The athleisure giant acquired smaller rival Footasylum back in March 2019 for £90.1 million and has since been the subject of investigations and orders related to the takeover from the CMA, which blocked the deal on competition grounds and ordered JD Sports to sell the footwear seller.
In February, JD Sports was fined £4.3 million for breaching an interim order issued by the CMA during an in-depth phase two merger investigation.
The competition watchdog said JD Sports and Footasylum had exchanged commercially sensitive information when outgoing executive chairman Peter Cowgill was caught on camera meeting his Footasylum counterpart, and former JD Sports CEO, Barry Bown in a car park in Bury in the summer of 2021.
In today’s brief statement, JD Sports said it has ‘cooperated with the CMA throughout the divestment process, including ensuring that the purchaser was acceptable to the CMA and met certain key criteria set out within the final undertakings’.

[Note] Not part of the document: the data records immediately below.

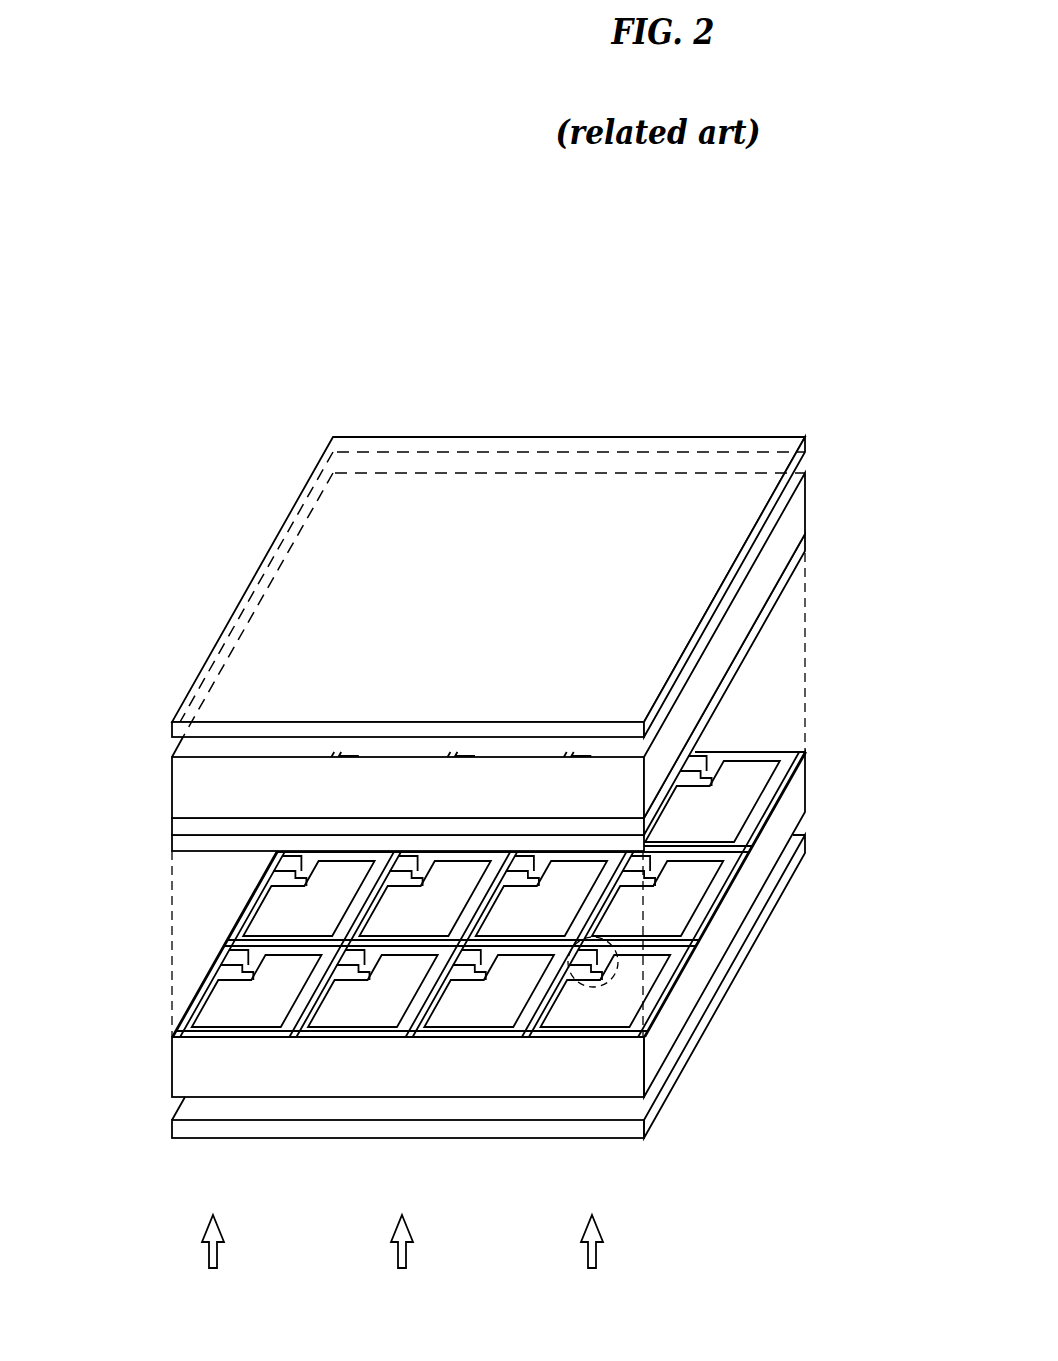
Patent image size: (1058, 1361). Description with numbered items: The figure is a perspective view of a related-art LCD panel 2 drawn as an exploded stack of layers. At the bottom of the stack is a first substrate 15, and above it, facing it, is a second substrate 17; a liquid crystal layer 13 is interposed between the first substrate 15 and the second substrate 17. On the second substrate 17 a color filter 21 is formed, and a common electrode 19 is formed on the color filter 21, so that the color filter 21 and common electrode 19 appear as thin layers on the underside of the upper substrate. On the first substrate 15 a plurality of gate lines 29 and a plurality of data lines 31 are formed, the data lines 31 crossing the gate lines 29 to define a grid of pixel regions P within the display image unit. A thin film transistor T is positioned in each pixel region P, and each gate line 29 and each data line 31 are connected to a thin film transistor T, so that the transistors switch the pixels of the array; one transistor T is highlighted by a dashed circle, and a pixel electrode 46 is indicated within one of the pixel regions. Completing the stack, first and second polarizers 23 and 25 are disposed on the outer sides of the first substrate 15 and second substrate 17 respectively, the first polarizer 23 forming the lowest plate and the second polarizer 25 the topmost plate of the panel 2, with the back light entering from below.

The LCD panel 2 is at (683, 392).
The liquid crystal layer 13 is at (168, 852).
The first substrate 15 is at (168, 1037).
The second substrate 17 is at (168, 757).
The common electrode 19 is at (806, 551).
The color filter 21 is at (805, 537).
The first polarizer 23 is at (746, 940).
The second polarizer 25 is at (775, 443).
The gate line 29 is at (512, 943).
The data line 31 is at (548, 1020).
The pixel electrode 46 is at (623, 995).
The thin film transistor T is at (580, 985).
The pixel region P is at (327, 1037).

JD Sports’ interim chief executive Kath Smith said: ‘I would like to sincerely thank the teams at Aurelius and Footasylum who worked collaboratively with the CMA to agree this transaction’, which is expected to complete in the coming weeks.
COSTLY MISTAKE
‘Based on the bare facts alone, JD Sports’ acquisition of Footasylum has been a costly mistake,’ commented AJ Bell investment director Russ Mould.
‘Forced to sell by the competition regulator, it has made a pretty staggering loss of nearly 60% on an investment made just three years ago.
‘However, the real costs run greater than just the financial. Events surrounding the doomed transaction contributed to the departure of its executive chairman Peter Cowgill, after a highly successful tenure, and damaged the company’s reputation for good governance.’
SEND FOR SCHULTZ
Though the wider retail sector is wrestling with inflation and weakening consumer demand, JD Sports recently expressed confidence (22 July) that its headline profit before tax and exceptional items for the year to January 2023 would match last year’s record £947.2 million haul after delivering 5% like-for-like sales growth in the first five months of the new fiscal year.
JD Sports’ positive performance demonstrates athleisure is still in demand and younger customers, who may live at home or rent from a landlord picking up some of the slack from rising bills, can still find the money for must-have sneakers or essential gym kit.
The retailer is rumoured to have lined up one-time B&Q executive and Darty boss Regis Schultz as its new CEO to take over from Cowgill, who dramatically exited in May amid corporate governance concerns.
DISCLAIMER: Financial services company AJ Bell referenced in this article owns Shares magazine. The author of this article (James Crux) and the editor (Ian Conway) own shares in AJ Bell.